IG-Search is introduced, a reinforcement learning framework that uses step-level Information Gain (IG) to reward effective search queries in search-augmented reasoning. IG measures the improvement in model confidence towards the correct answer after retrieving documents, compared to a baseline of random documents, providing a fine-grained signal for credit assignment. Experiments on question-answering benchmarks show that IG-Search outperforms trajectory-level and other step-level methods, especially on multi-hop reasoning tasks, while adding minimal overhead to training and inference.
Reward your LLM's search queries like a discerning librarian: IG-Search uses information gain to give step-by-step feedback, boosting multi-hop reasoning without the annotation overhead.

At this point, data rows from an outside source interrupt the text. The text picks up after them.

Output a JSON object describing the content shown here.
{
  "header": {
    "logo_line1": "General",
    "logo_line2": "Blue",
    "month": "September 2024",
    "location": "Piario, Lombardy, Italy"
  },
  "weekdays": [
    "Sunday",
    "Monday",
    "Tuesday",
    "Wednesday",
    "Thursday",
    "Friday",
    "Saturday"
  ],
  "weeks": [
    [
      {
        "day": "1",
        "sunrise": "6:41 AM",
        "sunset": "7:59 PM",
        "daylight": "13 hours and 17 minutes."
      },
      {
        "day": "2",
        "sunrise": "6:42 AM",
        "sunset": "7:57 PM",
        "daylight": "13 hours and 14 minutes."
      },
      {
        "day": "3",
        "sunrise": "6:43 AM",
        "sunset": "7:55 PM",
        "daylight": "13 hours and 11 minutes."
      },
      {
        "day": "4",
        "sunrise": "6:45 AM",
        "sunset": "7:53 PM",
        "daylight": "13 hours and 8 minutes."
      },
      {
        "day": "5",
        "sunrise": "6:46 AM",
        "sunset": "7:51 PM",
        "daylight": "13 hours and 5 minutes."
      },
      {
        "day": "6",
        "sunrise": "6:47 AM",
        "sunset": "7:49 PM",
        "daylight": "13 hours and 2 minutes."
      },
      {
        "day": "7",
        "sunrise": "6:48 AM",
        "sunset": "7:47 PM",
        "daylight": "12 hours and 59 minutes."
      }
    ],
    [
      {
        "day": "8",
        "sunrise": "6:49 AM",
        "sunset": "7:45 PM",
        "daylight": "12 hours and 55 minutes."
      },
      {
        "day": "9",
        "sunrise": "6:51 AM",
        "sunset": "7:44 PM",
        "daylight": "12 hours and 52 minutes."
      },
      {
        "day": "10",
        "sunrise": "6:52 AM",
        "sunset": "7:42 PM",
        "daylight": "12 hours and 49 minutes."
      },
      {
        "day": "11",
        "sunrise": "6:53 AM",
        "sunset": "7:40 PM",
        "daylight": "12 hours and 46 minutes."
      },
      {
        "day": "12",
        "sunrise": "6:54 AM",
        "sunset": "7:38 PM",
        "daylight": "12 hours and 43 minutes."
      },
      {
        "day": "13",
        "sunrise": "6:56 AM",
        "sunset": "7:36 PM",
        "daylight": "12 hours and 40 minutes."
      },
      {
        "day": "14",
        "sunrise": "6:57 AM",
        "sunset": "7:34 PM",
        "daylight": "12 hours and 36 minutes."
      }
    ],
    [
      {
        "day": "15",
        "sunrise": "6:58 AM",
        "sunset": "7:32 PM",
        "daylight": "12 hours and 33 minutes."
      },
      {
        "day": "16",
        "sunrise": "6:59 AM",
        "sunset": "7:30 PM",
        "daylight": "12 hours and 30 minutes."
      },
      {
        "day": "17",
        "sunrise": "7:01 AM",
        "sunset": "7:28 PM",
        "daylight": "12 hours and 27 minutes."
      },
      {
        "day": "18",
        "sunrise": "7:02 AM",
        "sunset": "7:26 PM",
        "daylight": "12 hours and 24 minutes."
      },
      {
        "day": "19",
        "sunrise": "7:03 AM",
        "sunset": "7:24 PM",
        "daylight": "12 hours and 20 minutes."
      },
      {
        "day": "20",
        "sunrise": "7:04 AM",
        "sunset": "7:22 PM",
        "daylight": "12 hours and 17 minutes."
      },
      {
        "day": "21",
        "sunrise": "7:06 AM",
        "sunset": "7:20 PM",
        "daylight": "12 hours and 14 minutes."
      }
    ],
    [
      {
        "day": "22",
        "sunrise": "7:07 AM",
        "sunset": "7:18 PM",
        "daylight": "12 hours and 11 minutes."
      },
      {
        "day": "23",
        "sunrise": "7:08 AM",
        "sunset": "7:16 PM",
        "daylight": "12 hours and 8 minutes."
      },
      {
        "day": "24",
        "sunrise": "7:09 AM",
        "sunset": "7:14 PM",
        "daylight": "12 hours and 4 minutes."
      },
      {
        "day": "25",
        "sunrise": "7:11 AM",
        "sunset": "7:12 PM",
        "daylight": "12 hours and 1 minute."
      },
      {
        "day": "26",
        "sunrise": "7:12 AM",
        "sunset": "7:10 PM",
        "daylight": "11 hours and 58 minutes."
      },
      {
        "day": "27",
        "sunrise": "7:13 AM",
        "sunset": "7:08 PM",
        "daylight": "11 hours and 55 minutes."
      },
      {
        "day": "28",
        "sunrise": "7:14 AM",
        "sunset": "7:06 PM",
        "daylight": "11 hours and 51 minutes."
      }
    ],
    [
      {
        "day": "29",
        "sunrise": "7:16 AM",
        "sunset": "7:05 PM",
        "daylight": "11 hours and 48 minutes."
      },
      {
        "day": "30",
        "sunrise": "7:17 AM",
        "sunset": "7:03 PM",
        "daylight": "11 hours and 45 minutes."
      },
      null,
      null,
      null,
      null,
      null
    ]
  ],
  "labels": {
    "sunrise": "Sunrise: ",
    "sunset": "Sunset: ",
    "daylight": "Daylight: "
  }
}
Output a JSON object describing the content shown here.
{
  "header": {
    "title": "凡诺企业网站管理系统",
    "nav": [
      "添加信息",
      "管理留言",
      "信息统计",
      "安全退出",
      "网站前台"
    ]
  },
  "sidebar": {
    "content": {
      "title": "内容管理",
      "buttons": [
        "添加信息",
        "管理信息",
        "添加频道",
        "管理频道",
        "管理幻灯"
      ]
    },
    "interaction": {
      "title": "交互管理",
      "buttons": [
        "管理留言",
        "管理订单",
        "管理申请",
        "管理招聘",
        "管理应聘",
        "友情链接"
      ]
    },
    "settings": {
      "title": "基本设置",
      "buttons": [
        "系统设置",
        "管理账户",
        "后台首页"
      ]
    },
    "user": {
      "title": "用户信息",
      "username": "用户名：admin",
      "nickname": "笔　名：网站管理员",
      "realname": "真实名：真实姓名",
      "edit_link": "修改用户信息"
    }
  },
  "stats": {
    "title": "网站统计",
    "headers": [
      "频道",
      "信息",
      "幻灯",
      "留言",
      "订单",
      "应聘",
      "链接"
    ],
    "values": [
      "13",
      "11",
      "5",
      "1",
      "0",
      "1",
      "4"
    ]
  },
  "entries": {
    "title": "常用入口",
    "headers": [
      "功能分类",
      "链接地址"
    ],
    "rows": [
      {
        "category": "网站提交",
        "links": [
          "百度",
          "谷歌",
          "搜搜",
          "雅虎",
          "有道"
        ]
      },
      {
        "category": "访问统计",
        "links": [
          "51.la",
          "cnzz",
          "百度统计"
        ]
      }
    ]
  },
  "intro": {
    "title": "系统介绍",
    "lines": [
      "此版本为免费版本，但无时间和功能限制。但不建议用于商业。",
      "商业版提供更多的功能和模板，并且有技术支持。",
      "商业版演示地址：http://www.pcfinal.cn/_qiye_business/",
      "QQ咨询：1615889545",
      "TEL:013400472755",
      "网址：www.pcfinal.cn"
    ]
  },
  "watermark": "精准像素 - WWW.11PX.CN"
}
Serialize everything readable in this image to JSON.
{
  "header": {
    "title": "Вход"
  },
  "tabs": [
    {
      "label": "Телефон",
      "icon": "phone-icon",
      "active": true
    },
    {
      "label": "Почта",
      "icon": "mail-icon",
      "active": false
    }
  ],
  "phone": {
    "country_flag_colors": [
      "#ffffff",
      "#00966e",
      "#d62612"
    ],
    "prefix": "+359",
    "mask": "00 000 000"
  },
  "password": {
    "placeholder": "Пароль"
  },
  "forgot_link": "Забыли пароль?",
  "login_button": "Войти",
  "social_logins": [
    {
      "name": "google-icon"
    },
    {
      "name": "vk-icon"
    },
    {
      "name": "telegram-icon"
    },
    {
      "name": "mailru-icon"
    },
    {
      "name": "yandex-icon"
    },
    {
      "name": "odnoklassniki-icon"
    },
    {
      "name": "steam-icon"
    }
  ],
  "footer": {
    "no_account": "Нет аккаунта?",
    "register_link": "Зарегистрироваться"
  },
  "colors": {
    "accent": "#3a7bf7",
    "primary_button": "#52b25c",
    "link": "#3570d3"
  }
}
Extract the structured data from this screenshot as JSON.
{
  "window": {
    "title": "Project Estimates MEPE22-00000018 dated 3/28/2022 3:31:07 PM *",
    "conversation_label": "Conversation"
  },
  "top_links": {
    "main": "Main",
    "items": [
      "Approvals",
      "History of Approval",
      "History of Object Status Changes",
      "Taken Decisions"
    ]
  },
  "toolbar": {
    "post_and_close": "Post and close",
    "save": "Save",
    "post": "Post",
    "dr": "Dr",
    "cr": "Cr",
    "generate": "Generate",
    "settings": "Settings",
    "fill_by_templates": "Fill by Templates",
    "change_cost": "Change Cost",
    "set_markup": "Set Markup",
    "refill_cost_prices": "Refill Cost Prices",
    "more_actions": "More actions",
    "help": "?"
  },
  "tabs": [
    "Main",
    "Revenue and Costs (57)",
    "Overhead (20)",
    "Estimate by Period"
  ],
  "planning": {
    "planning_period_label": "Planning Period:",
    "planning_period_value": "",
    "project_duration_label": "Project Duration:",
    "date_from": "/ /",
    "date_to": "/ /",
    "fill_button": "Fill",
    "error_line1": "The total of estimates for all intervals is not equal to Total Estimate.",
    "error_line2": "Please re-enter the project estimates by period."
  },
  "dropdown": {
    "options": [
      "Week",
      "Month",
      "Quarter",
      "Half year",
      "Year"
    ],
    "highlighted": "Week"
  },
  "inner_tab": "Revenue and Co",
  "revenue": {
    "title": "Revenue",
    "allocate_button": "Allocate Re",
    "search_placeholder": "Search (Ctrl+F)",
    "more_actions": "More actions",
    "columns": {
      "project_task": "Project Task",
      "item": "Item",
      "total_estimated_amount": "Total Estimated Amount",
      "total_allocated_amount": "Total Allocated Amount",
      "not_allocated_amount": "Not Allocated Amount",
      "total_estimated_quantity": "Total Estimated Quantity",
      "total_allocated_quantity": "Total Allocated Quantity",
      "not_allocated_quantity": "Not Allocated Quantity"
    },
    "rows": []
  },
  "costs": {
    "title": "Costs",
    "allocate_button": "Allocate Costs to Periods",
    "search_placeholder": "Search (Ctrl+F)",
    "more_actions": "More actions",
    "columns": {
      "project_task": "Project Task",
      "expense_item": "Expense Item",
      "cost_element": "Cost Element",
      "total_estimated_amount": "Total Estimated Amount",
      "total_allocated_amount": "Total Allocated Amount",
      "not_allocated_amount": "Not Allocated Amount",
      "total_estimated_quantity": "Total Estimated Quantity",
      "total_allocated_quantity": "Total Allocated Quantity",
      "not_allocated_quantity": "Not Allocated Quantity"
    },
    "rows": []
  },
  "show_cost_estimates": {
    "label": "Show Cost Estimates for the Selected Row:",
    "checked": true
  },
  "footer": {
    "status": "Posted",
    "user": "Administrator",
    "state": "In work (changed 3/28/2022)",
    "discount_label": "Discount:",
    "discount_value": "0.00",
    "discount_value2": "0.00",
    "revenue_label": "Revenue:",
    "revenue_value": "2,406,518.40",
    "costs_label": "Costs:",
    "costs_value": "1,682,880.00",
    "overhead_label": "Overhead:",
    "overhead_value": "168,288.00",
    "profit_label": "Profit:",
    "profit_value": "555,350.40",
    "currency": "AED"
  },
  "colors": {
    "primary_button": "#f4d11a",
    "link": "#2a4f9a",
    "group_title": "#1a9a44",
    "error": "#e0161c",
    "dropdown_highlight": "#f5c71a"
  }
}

Reinforcement learning has emerged as an effective paradigm for training large language models to perform search-augmented reasoning. However, existing approaches rely on trajectory-level rewards that cannot distinguish precise search queries from vague or redundant ones within a rollout group, and collapse to a near-zero gradient signal whenever every sampled trajectory fails. In this paper, we propose IG-Search, a reinforcement learning framework that introduces a step-level reward based on Information Gain (IG). For each search step, IG measures how much the retrieved documents improve the model's confidence in the gold answer relative to a counterfactual baseline of random documents, thereby reflecting the effectiveness of the underlying search query. This signal is fed back to the corresponding search-query tokens via per-token advantage modulation in GRPO, enabling fine-grained, step-level credit assignment within a rollout. Unlike prior step-level methods that require either externally annotated intermediate supervision or shared environment states across trajectories, IG-Search derives its signals from the policy's own generation probabilities, requiring no intermediate annotations beyond standard question-answer pairs. Experiments on seven single-hop and multi-hop QA benchmarks demonstrate that IG-Search achieves an average EM of 0.430 with Qwen2.5-3B, outperforming the strongest trajectory-level baseline (MR-Search) by 1.6 points and the step-level method GiGPO by 0.9 points on average across benchmarks, with particularly pronounced gains on multi-hop reasoning tasks. Despite introducing a dense step-level signal, IG-Search adds only ~6.4% to per-step training wall-clock time over the trajectory-level baseline and leaves inference latency unchanged, while still providing a meaningful gradient signal even when every sampled trajectory answers incorrectly.